Love ya paycheck??
April 2006 - IIM results were declared and I got through IIMB. May 2006 I completed B.Tech. June 2006 I went home for the holidays. Two months is a good enough time for the news of my IIM entry to spread wide in my little home town. The day I reach home my mom tells me about some Mr. XYZ who wants me to get married to his daughter who is incidentally fair, beautiful, adept at household chores and educated ( I am glad he didn't mention "tall" also as all the matrimonial ads do :) ). I asked my Mom to immediately send a photo of mine to the family, betting that the very next moment they would withdraw the offer! After all, who wants to get entangled into Indian judicial system on the charges of child marriage!
But this was funny. ( Well frankly, somewhat ego boosting too! No girl has ever expressed interest in marrying me. And though this time, it was just the girl's father on behalf of the girl and not the girl herself, I still felt thanking IIM profs for taking me in. Long live Ganesh Prabhu and Narayanswamy!! ) The person in question didnt know our family well. We just happened to be of the same caste. He had not ever seen me. Had no freaking idea as to how I looked or what kind of a person I was. Worse, he didnt know my parents also to be able to at least extrapolate and have a guess as to what kind of person could I be. But still, he wanted his daughter to get married to me. Only reason - I was going to be an IIMite and hence in the future, financially secure and if lady luck smiles, even rich! First I was amused - weird materialistic society! Then I was irritated. Had I agreed, the girl would have married me. The girl didn't seem to have much of a say. One of the most important decisions of her life but still she was out of the loop. However, when I thought a little bit more I felt nothing wrong in the girl's father's action. Financial security for his daughter - this is what brought him to make that offer. Isnt' financial security one of the most desired things in life? if the girl's father wanted his daughter to not to lead a difficult life for the want of money, what's wrong? I know a little about love and all that stuff. But love aint everything. One needs to survive, provide education to his/her children, live a life of self-respect and dignity, have some status - and sadly enough, simply love doesn't make the cut here! You gotta be able to earn, and you better earn well!

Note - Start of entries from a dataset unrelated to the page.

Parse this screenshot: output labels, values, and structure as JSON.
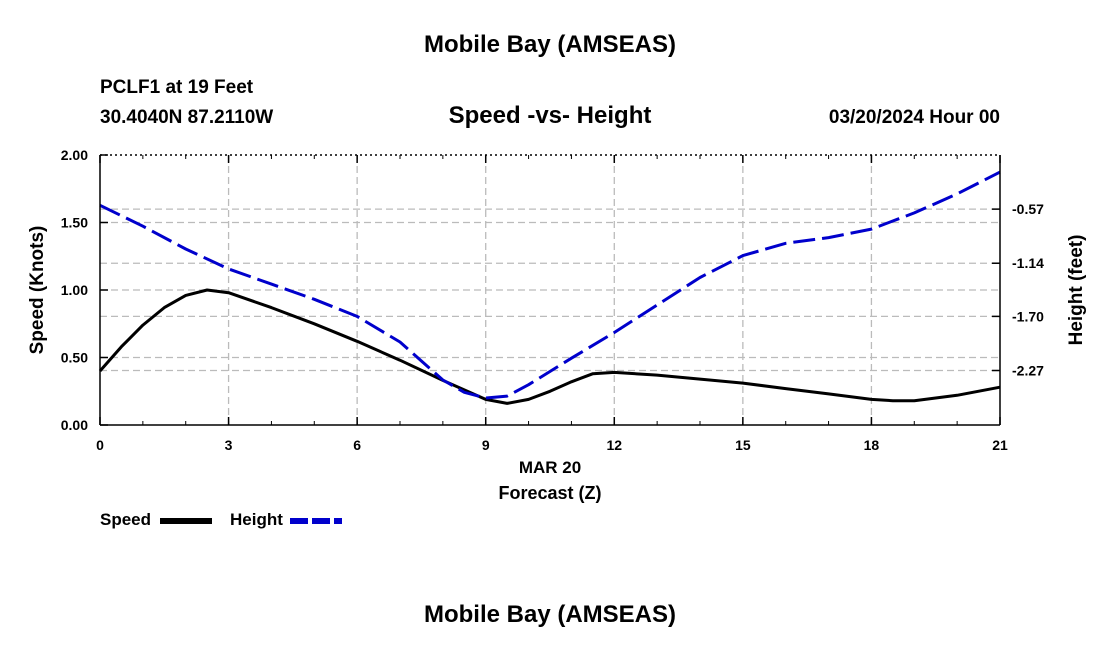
{
  "header": {
    "title_top": "Mobile Bay (AMSEAS)",
    "station": "PCLF1 at 19 Feet",
    "coords": "30.4040N  87.2110W",
    "subtitle": "Speed -vs- Height",
    "datetime": "03/20/2024 Hour 00"
  },
  "footer": {
    "title_bottom": "Mobile Bay (AMSEAS)"
  },
  "chart_data": {
    "type": "line",
    "x_axis": {
      "label": "Forecast (Z)",
      "date_label": "MAR 20",
      "range": [
        0,
        21
      ],
      "ticks": [
        0,
        3,
        6,
        9,
        12,
        15,
        18,
        21
      ],
      "tick_labels": [
        "0",
        "3",
        "6",
        "9",
        "12",
        "15",
        "18",
        "21"
      ]
    },
    "y_left": {
      "label": "Speed (Knots)",
      "range": [
        0,
        2
      ],
      "ticks": [
        0,
        0.5,
        1,
        1.5,
        2
      ],
      "tick_labels": [
        "0.00",
        "0.50",
        "1.00",
        "1.50",
        "2.00"
      ]
    },
    "y_right": {
      "label": "Height (feet)",
      "range": [
        -2.844,
        0.0
      ],
      "ticks": [
        -0.57,
        -1.14,
        -1.7,
        -2.27
      ],
      "tick_labels": [
        "-0.57",
        "-1.14",
        "-1.70",
        "-2.27"
      ]
    },
    "grid": true,
    "legend_position": "bottom-left",
    "series": [
      {
        "name": "Speed",
        "axis": "left",
        "color": "#000000",
        "style": "solid",
        "x": [
          0,
          0.5,
          1,
          1.5,
          2,
          2.5,
          3,
          4,
          5,
          6,
          7,
          8,
          9,
          9.5,
          10,
          10.5,
          11,
          11.5,
          12,
          13,
          14,
          15,
          16,
          17,
          18,
          18.5,
          19,
          20,
          21
        ],
        "values": [
          0.4,
          0.58,
          0.74,
          0.87,
          0.96,
          1.0,
          0.98,
          0.87,
          0.75,
          0.62,
          0.48,
          0.33,
          0.19,
          0.16,
          0.19,
          0.25,
          0.32,
          0.38,
          0.39,
          0.37,
          0.34,
          0.31,
          0.27,
          0.23,
          0.19,
          0.18,
          0.18,
          0.22,
          0.28
        ]
      },
      {
        "name": "Height",
        "axis": "right",
        "color": "#0000cc",
        "style": "dashed",
        "x": [
          0,
          1,
          2,
          3,
          4,
          5,
          6,
          7,
          8,
          8.5,
          9,
          9.5,
          10,
          11,
          12,
          13,
          14,
          15,
          16,
          17,
          18,
          19,
          20,
          21
        ],
        "values": [
          -0.53,
          -0.75,
          -0.99,
          -1.2,
          -1.36,
          -1.52,
          -1.7,
          -1.97,
          -2.37,
          -2.5,
          -2.56,
          -2.54,
          -2.42,
          -2.14,
          -1.87,
          -1.58,
          -1.29,
          -1.06,
          -0.93,
          -0.87,
          -0.78,
          -0.61,
          -0.41,
          -0.18
        ]
      }
    ]
  }
}
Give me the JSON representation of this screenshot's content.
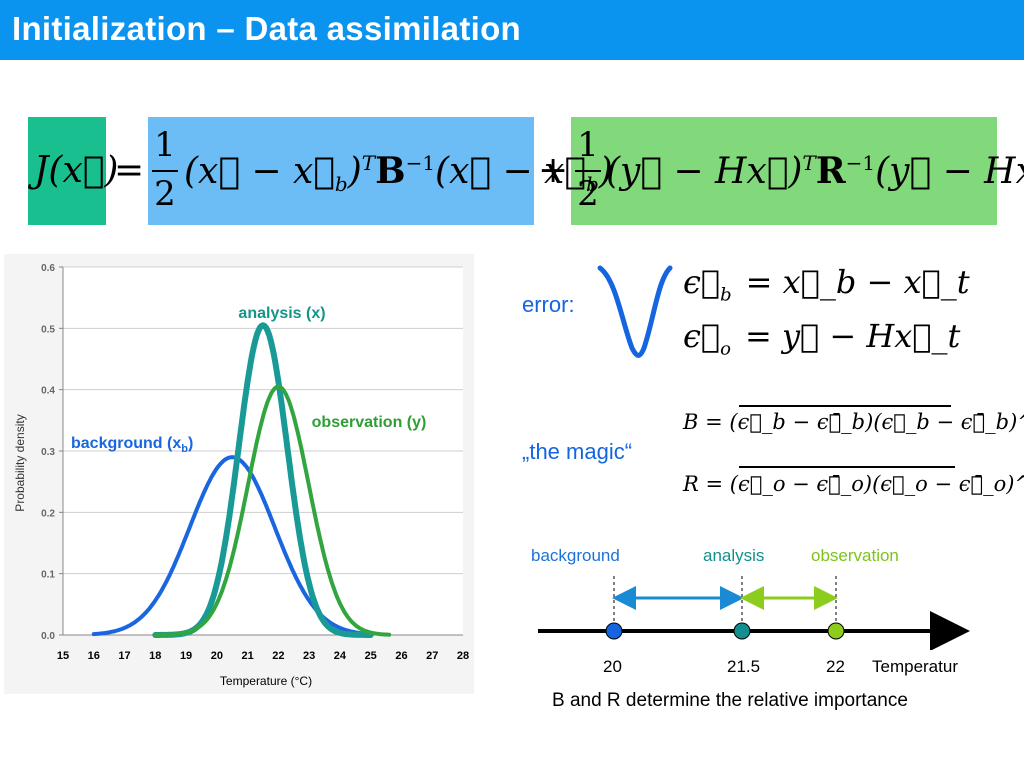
{
  "slide": {
    "title": "Initialization – Data assimilation"
  },
  "equation": {
    "lhs": "J(x⃗)",
    "equals": "=",
    "frac_num": "1",
    "frac_den": "2",
    "background_term": "(x⃗ − x⃗",
    "background_sub": "b",
    "background_term2": ")",
    "background_mid": "B",
    "background_tail": "(x⃗ − x⃗",
    "background_tail_end": ")",
    "plus": "+",
    "obs_term": "(y⃗ − Hx⃗)",
    "obs_mid": "R",
    "obs_tail": "(y⃗ − Hx⃗)",
    "sup_T": "T",
    "sup_inv": "−1",
    "colors": {
      "lhs_box": "#1abf8f",
      "background_box": "#6cbdf5",
      "obs_box": "#82d97c"
    }
  },
  "error_section": {
    "label": "error:",
    "eb_lhs": "ϵ⃗",
    "eb_sub": "b",
    "eb_rhs": "= x⃗_b − x⃗_t",
    "eo_lhs": "ϵ⃗",
    "eo_sub": "o",
    "eo_rhs": "= y⃗ − Hx⃗_t",
    "brace_color": "#1565e0"
  },
  "magic_section": {
    "label": "„the magic“",
    "B_eq": "B = (ϵ⃗_b − ϵ⃗̄_b)(ϵ⃗_b − ϵ⃗̄_b)^T",
    "R_eq": "R = (ϵ⃗_o − ϵ⃗̄_o)(ϵ⃗_o − ϵ⃗̄_o)^T",
    "B_label": "B",
    "R_label": "R"
  },
  "number_line": {
    "labels": {
      "background": "background",
      "analysis": "analysis",
      "observation": "observation"
    },
    "ticks": [
      "20",
      "21.5",
      "22"
    ],
    "axis_label": "Temperatur",
    "caption": "B and R determine the relative importance",
    "colors": {
      "background": "#1565e0",
      "analysis": "#138f8f",
      "observation": "#7cc41c",
      "arrow_blue": "#1a8ad4",
      "arrow_green": "#8ccc1c"
    }
  },
  "chart_data": {
    "type": "line",
    "title": "",
    "xlabel": "Temperature (°C)",
    "ylabel": "Probability density",
    "xlim": [
      15,
      28
    ],
    "ylim": [
      0,
      0.6
    ],
    "x_ticks": [
      "15",
      "16",
      "17",
      "18",
      "19",
      "20",
      "21",
      "22",
      "23",
      "24",
      "25",
      "26",
      "27",
      "28"
    ],
    "y_ticks": [
      "0.0",
      "0.1",
      "0.2",
      "0.3",
      "0.4",
      "0.5",
      "0.6"
    ],
    "series": [
      {
        "name": "background (x",
        "name_sub": "b",
        "name_end": ")",
        "color": "#1a66e0",
        "mean": 20.5,
        "peak": 0.29,
        "sigma": 1.38
      },
      {
        "name": "analysis (x)",
        "color": "#1a9a96",
        "mean": 21.5,
        "peak": 0.505,
        "sigma": 0.79
      },
      {
        "name": "observation (y)",
        "color": "#33a53f",
        "mean": 22.0,
        "peak": 0.405,
        "sigma": 0.985
      }
    ],
    "label_colors": {
      "background": "#1a66e0",
      "analysis": "#14958a",
      "observation": "#2e9e35"
    }
  }
}
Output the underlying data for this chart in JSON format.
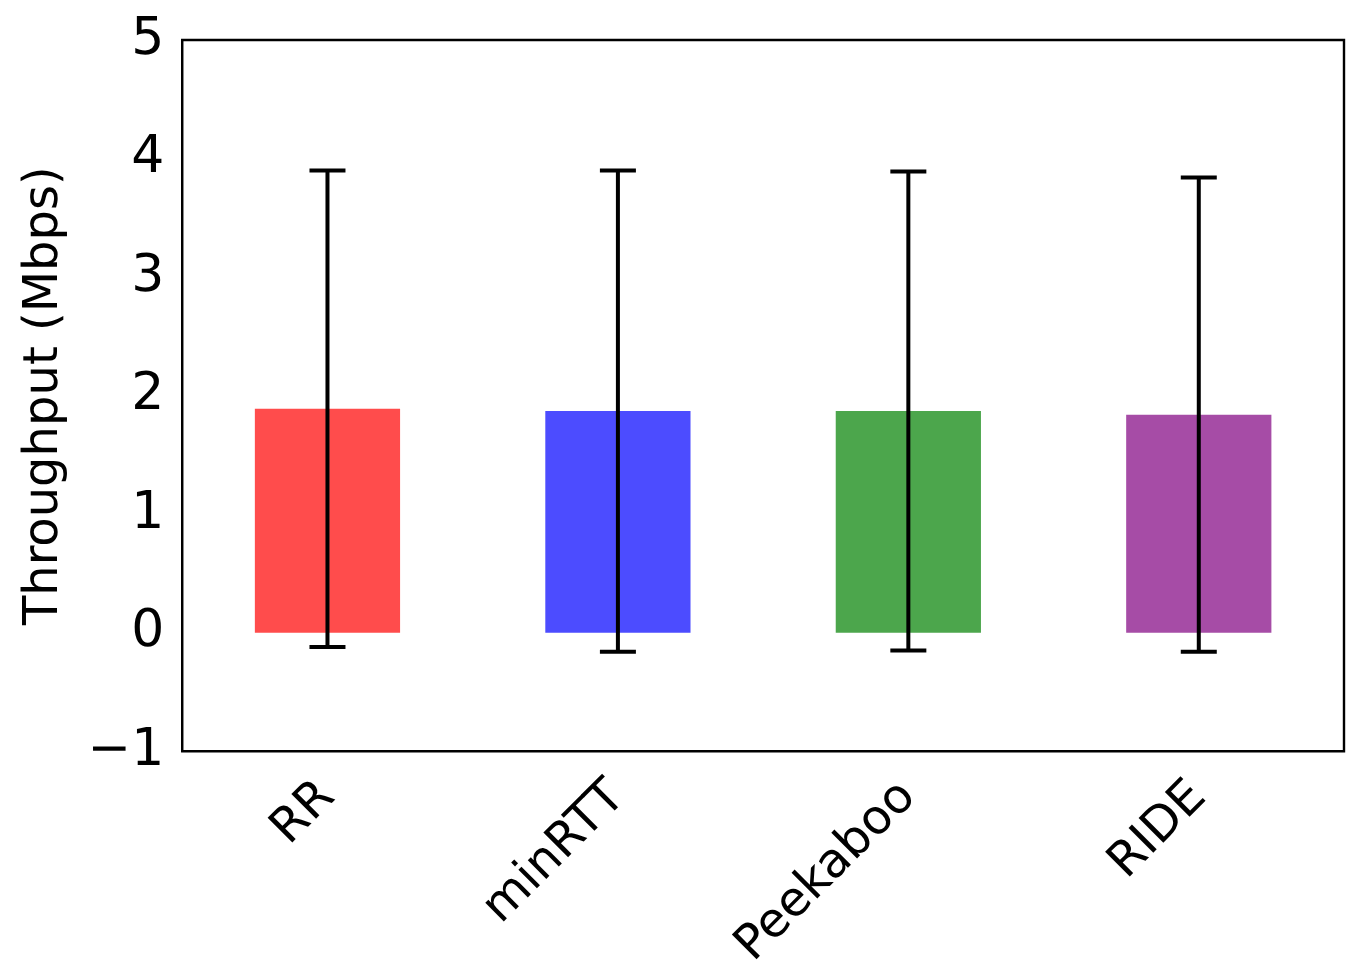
{
  "chart_data": {
    "type": "bar",
    "ylabel": "Throughput (Mbps)",
    "categories": [
      "RR",
      "minRTT",
      "Peekaboo",
      "RIDE"
    ],
    "values": [
      1.89,
      1.87,
      1.87,
      1.84
    ],
    "colors": [
      "#ff4c4c",
      "#4c4cff",
      "#4ca64c",
      "#a64ca6"
    ],
    "errors": [
      2.01,
      2.03,
      2.02,
      2.0
    ],
    "ylim": [
      -1,
      5
    ],
    "yticks": [
      -1,
      0,
      1,
      2,
      3,
      4,
      5
    ],
    "grid": false,
    "legend": false
  }
}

Quite a few of the readers of this blog will not agree to my point. They will pounce upon me saying that love is everything and that I have a very materialistic view of life. Some of the female readers might even call me MCP for portraying girls as completely dependent on their husbands. Well, you girls will make such a comment because most of you will be financially secure on your own. Here in IIMB, I study with females, most of who will, in a span of a few years, be fighting it out in the top echelons of the corporate world and raking in big moolah. They all boast of that rare combination of beauty with brains and if the big-bad world of jealous males doesnt stop them with the glass ceiling, quite a few of them will be making headlines as leaders very soon. When it comes to their marriage, the only thing that will matter is love. Caste, financial stability, husband's family, horoscope etc. - all these traditional parameters will not make even the slightest of difference. Love will be the sole factor. And status of course!! But then, I am not talking about such girls. The girl in question belongs to a place where girls wearing jeans are still not so common a sight, where an unmarried couple sitting in a public place (maintaining adequate distance) runs the risk of being interrogated by the police and where a girl and a boy if seen alone together will almost certainly lead to people making stories about the girl's character. Well, girls who move out of our town for the sake of higher studies do get to breath the free air and some of them do end up in love marriages. But those who do not move out - love marriages are still a tabboo for them.
And therefore, what makes me wonder is the mental state of such girls in these crucial years of their lives. Insecurity - that is what must be ruling their mind. Just as that girl's father approached my family, he would approach few more families one of which would agree and the girl would get married. She would have not known the guy or his family in advance and therefore the constant fear of what kind of home she is getting into will certainly be traumatising her. The feeling of being left at mercy of someone else, of not being the master of one's own life, is really terrible. I did experience it briefly few months back and i felt like shit! And therefore I feel quite sympathetic for such girls. But I don't see a solution right now other than wishing them good luck. However the ultimate solution is education. Provide every girl with adequate, quality education so that she becomes financially independent after which her emotions will matter more than the guy's earning power!